Offering to pay more rent
June 2020 was the first time Israel of eXp Realty experienced a rental bidding war. After her aunt applied for a townhouse in Sicklerville, the listing agent said a lot of people wanted it and some had offered more than the asking price.
"And I was like, 'What? On a rental? No way,' " Israel said. Her aunt offered $200 more per month. But someone had already topped that.
A few weeks ago, Israel's brother found a house in Delaware County with advertised rent of about $1,400. After he applied, Israel said, the property manager said someone had offered up to $1,875 a month. So could he beat that? He kept looking.
The question is familiar to Paula Wall, who looked at apartments throughout the region earlier in the pandemic. A property owner who had listed a two-bedroom unit for about $1,400 told her a couple was willing to pay more. Wall offered an additional $50 a month, but the owner chose a tenant who could pay $100 more. That happened a few times.
"It doesn't make sense. It's not like a house that you're buying," she said. "Don't get me there and say, 'Someone else is bidding higher than you.' "

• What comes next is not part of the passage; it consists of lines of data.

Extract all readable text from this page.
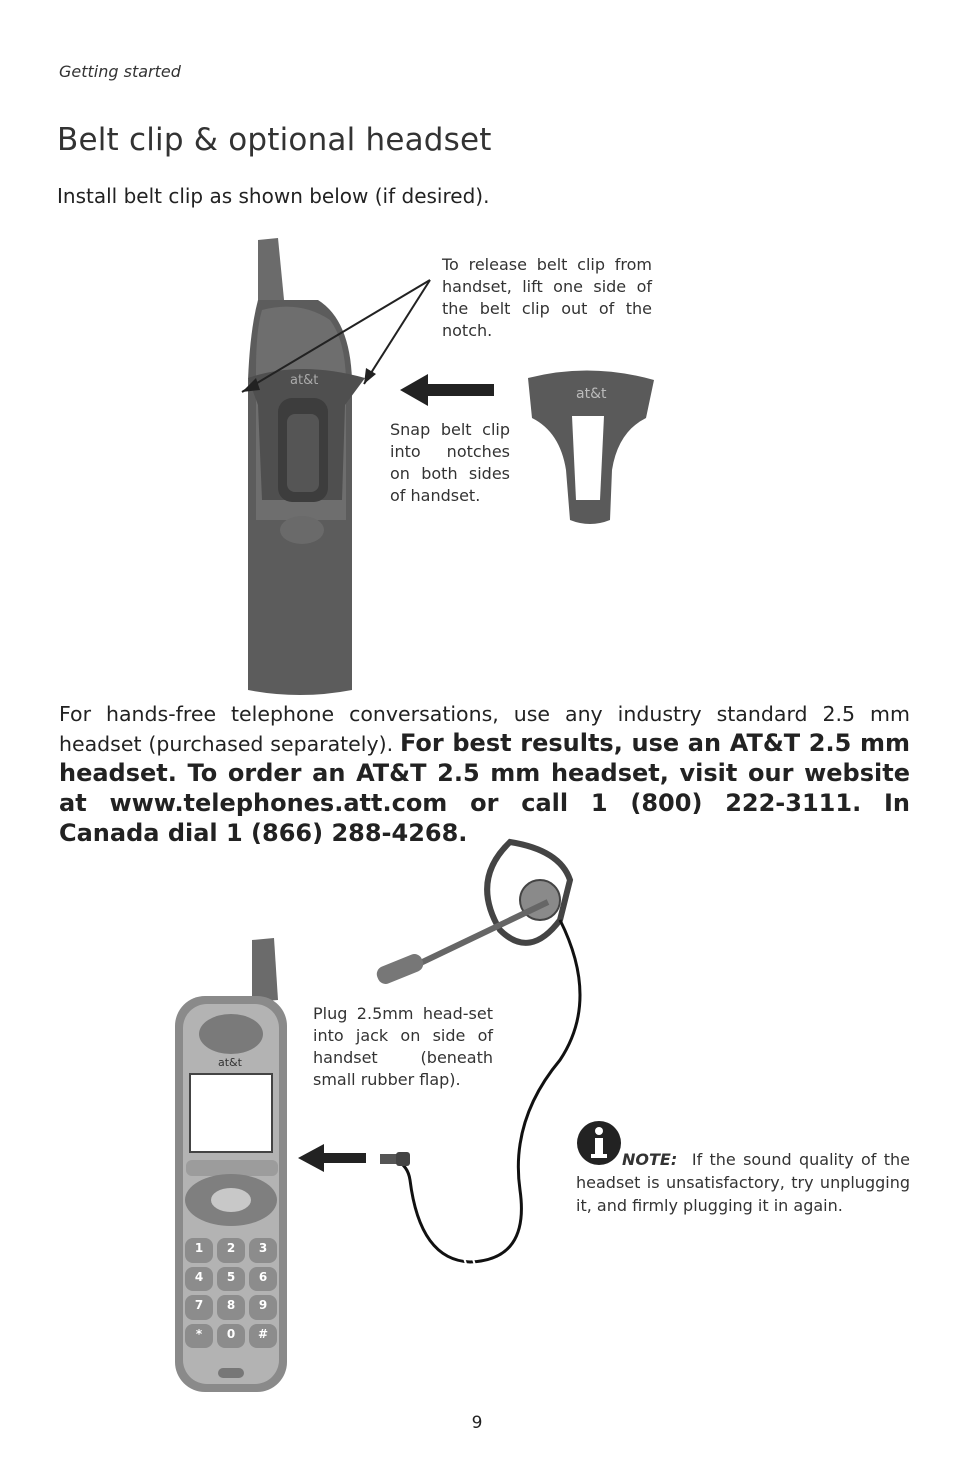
Getting started
Belt clip & optional headset
Install belt clip as shown below (if desired).
at&t
at&t
To release belt clip from handset, lift one side of the belt clip out of the notch.
Snap belt clip into notches on both sides of handset.
For hands-free telephone conversations, use any industry standard 2.5 mm headset (purchased separately). For best results, use an AT&T 2.5 mm headset. To order an AT&T 2.5 mm headset, visit our website at www.telephones.att.com or call 1 (800) 222-3111. In Canada dial 1 (866) 288-4268.
at&t
1	2	3
4	5	6
7	8	9
*	0	#
Plug 2.5mm head-set into jack on side of handset (beneath small rubber flap).
NOTE: If the sound quality of the headset is unsatisfactory, try unplugging it, and firmly plugging it in again.
9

She got discouraged by the rental market and has decided to try to purchase her first home.
Wall, 62, who has adult children, has been living with family in a Maple Shade apartment while she continues to improve her credit and works with a financial adviser. She also has two daughters ages 5 and 6 whom she adopted a few years ago. She wants a yard they can play in and a property she can leave to them.
"I gave myself a year to have me a home," she said. "So next year I want to be in my home."
The rental market outlook
The Philadelphia-based Tenant Union Representative Network hasn't heard that rental bidding is a widespread issue, but executive director Nicole Lawrence said she received a call about someone who got outbid for an apartment in Lansdowne.
"The sad reality" is that rents are increasing as neighborhoods gentrify and the cost of living goes up, Lawrence said. "I think the situation is going to get worse, not better."
Hale at Realtor.com said she expects rent growth, at least, to slow as it has been doing slightly throughout the year.
"We're moving in the right direction but not very quickly," she said. "There's some light ahead, but it is still going to be a challenging market."